A la maison, les étagères pleines de polars appartiennent plutôt à La Moustache. Mais quand l'intrigue policière est traitée en une chronique urbaine tendre et mordante, et que l'auteur est un écrivain japonais contemporain, je revendique alors fièrement la propriété des bouquins !
Ikebukuro West Gate Park est une série à succès au Japon. Le premier tome a été primé, adapté en drama (série TV) et même en manga (sorti en France chez Asuka).
La version française est éditée par Piquier ce qui garantit un livre de bonne facture et surtout, avec une traduction de grande qualité. Un seul bémol, le prix, surtout pour le troisième tome, disponible qu'en grand format et dont la pagination est faible.
Trouble shooter
Ikebukuro West Gate Park est un bouquin particulier. Il nous raconte, à la première personne, le quotidien d'un jeune Japonais tokyoïte en perte de repère, un pseudo délinquant qui bosse quand même comme vendeur dans le petit magasin de fruits tenu par sa mère. Le reste du temps, il zone.

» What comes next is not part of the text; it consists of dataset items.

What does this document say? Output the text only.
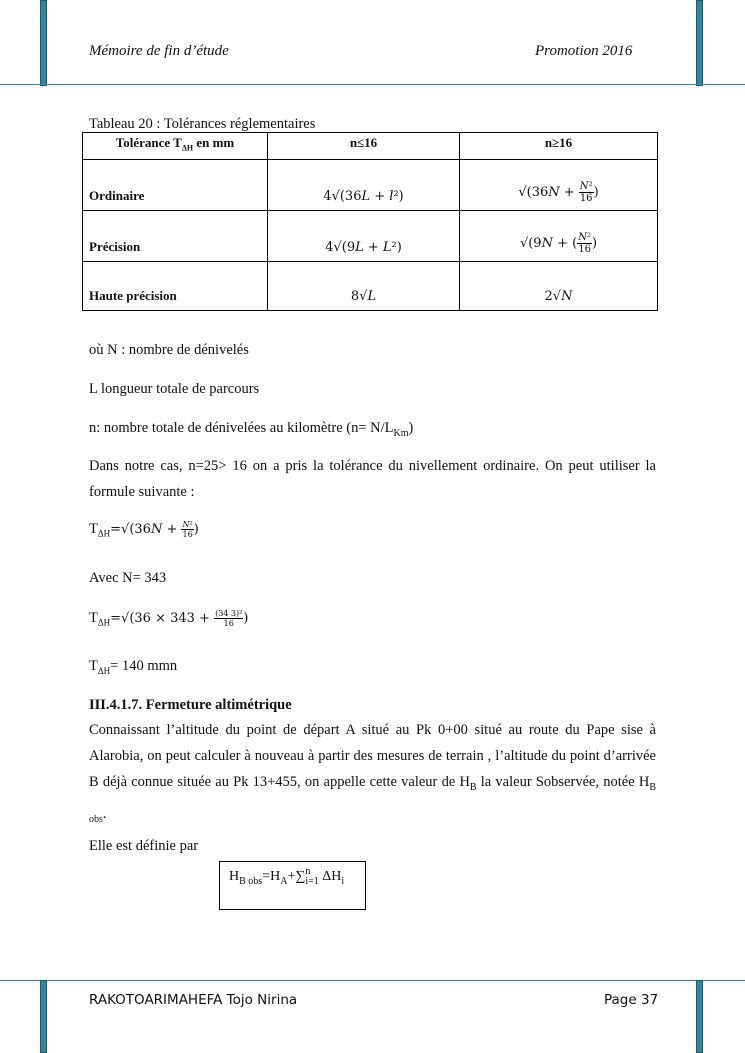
Mémoire de fin d’étude	Promotion 2016
Tableau 20 : Tolérances réglementaires
Tolérance $T_{\Delta H}$ en mm	n≤16	n≥16
Ordinaire	4√(36𝐿 + 𝑙²)	√(36𝑁 + $\frac{\text{𝑁²}}{16}$ )
Précision	4√(9𝐿 + 𝐿²)	√(9𝑁 + ( $\frac{\text{𝑁²}}{16}$ )
Haute précision	8√𝐿	2√𝑁
où N : nombre de dénivelés
L longueur totale de parcours
n: nombre totale de dénivelées au kilomètre $(n= N/L_{Km})$
Dans notre cas, n=25> 16 on a pris la tolérance du nivellement ordinaire. On peut utiliser la formule suivante :
$T_{\Delta H}=√(36𝑁 + \frac{\text{𝑁²}}{16}$ )
Avec N= 343
$T_{\Delta H}=√(36 \times 343 + \frac{\text{(34 3)²}}{16}$ )
$T_{\Delta H}= 140$ mmn
III.4.1.7. Fermeture altimétrique
Connaissant l’altitude du point de départ A situé au Pk 0+00 situé au route du Pape sise à Alarobia, on peut calculer à nouveau à partir des mesures de terrain , l’altitude du point d’arrivée B déjà connue située au Pk 13+455, on appelle cette valeur de $H_B$ la valeur Sobservée, notée $H_{B obs}$.
Elle est définie par
$H_{B obs}=H_A+\sum$ n
i=1 $\Delta H_i$
RAKOTOARIMAHEFA Tojo Nirina	Page 37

Makoto n'est pas un mauvais bougre, juste un grand ado hésitant, au futur flou, qui se laisse porter par les évènements. Mais quand des filles se font agresser dans son quartier d'Ikebukuro, quand une fille est tuée, alors il réagit.
Le premier tome de la série se compose de quatre nouvelles qui se déroulent chronologiquement. D'une histoire à l'autre, on retrouve les mêmes lieux, les même personnages qui traînent, s'ennuient et parfois, assistent Makoto. Peu à peu, le jeune homme s'affirme et l'ex-lycéen acquière une réputation bien particulière.
Ni un héros, ni un voyou, Makoto solutionne les embrouilles pour ceux qui ne peuvent pas se payer un privé et qui, pour des raisons éthiques ou de simple bon sens, ne peuvent s'adresser à la flicaille sous peine de finir eux même derrière les barreaux. Des minettes paumées qui se prostituent presque pour passer le temps, aux mômes des gangs, en passant par les apprentis yakuza, Makoto rencontre, aide et parfois, détourne les yeux. Entre les pages se déroule un quotidien fait de longues journées de glande, de magouilles pour trouver de la thune, et d'accidents qui bouleversent l'existence d'humains pas vraiment gâtés par la vie.
Et toujours un regard particulier et tendre, une observation avide de la vie d'Ikebukuro.
Un autre Japon...
L'auteur, Ishida Ira, décrit un Japon sale, pauvre, suspendu entre un passé glorieux et un avenir incertain décidé par les lois du capitalisme et de la publicité. Un Japon dont les racines sont corrompues par la drogue, les perversions sexuelles, la violence. Un Japon au repère mouvant et à la jeunesse indécise.
Et pourtant, nous sommes très loin des romans sombre de Ryu Murakami. C'est avec tendresse et espoir qu'Ishida décrit le quartier d'Ikebukuro, avoir humour aussi. Son style : un argot fleuri sans être inaccessible, direct et drôle. De la retenue toute japonaise dans les émotions qui affleurent parfois quelques instants et nous serrent le coeur, entre deux répliques bien senties.
L'enchaînement des nouvelles est fluide, cohérent et compose un tableau coloré d'un quartier de Tokyo à l'âme affirmée. Ikebukuro fait le grand écart entre une zone peuplée par des gens de la classe moyenne, voire défavorisée et des salariés chics qui travaillent dans les gratte-ciels agglutinés autour du Sunshine 60. Quand on referme le livre, on connaît les rues, les échoppes.
On a envie de s'y promener.
Trilogie ikebukurienne
En tout, trois tomes racontant les pérégrinations de Makoto ont été écrit. Le second, toujours sous forme de nouvelles assez courtes continue sur la lancée avec des petits enquêtes déclenchées par une rencontre souvent improbable où la curiosité insatiable de Makoto.
Deux des histoires mettent en scène des enfants, avec un ton émouvant et surprenant. J'ai retrouvé Makoko et ses problèmes, sa capacité à se foutre tout seul dans la mouise, avec autant de plaisir. Un seul regret, la cohérence assurée par la récurrence des personnages secondaires a disparu.
Le troisième et dernier tome, plus mince, est constitué d'une seule intrigue dans le milieu des raves et de la drogue.
L'écriture arrive toujours à concilier des thèmes relativement glauque avec un ton presque léger. Makoto n'est plus un môme confus, c'est un homme qui assume ses choix, parfois à contre coeur, parfois avec des concessions douloureuses, mais il a gagné une force, une raison d'être.
Et, quand on referme le livre, on se prend à espérer qu'un quatrième tome nous guide encore dans les rues bruyantes et animés d'Ikebukuro.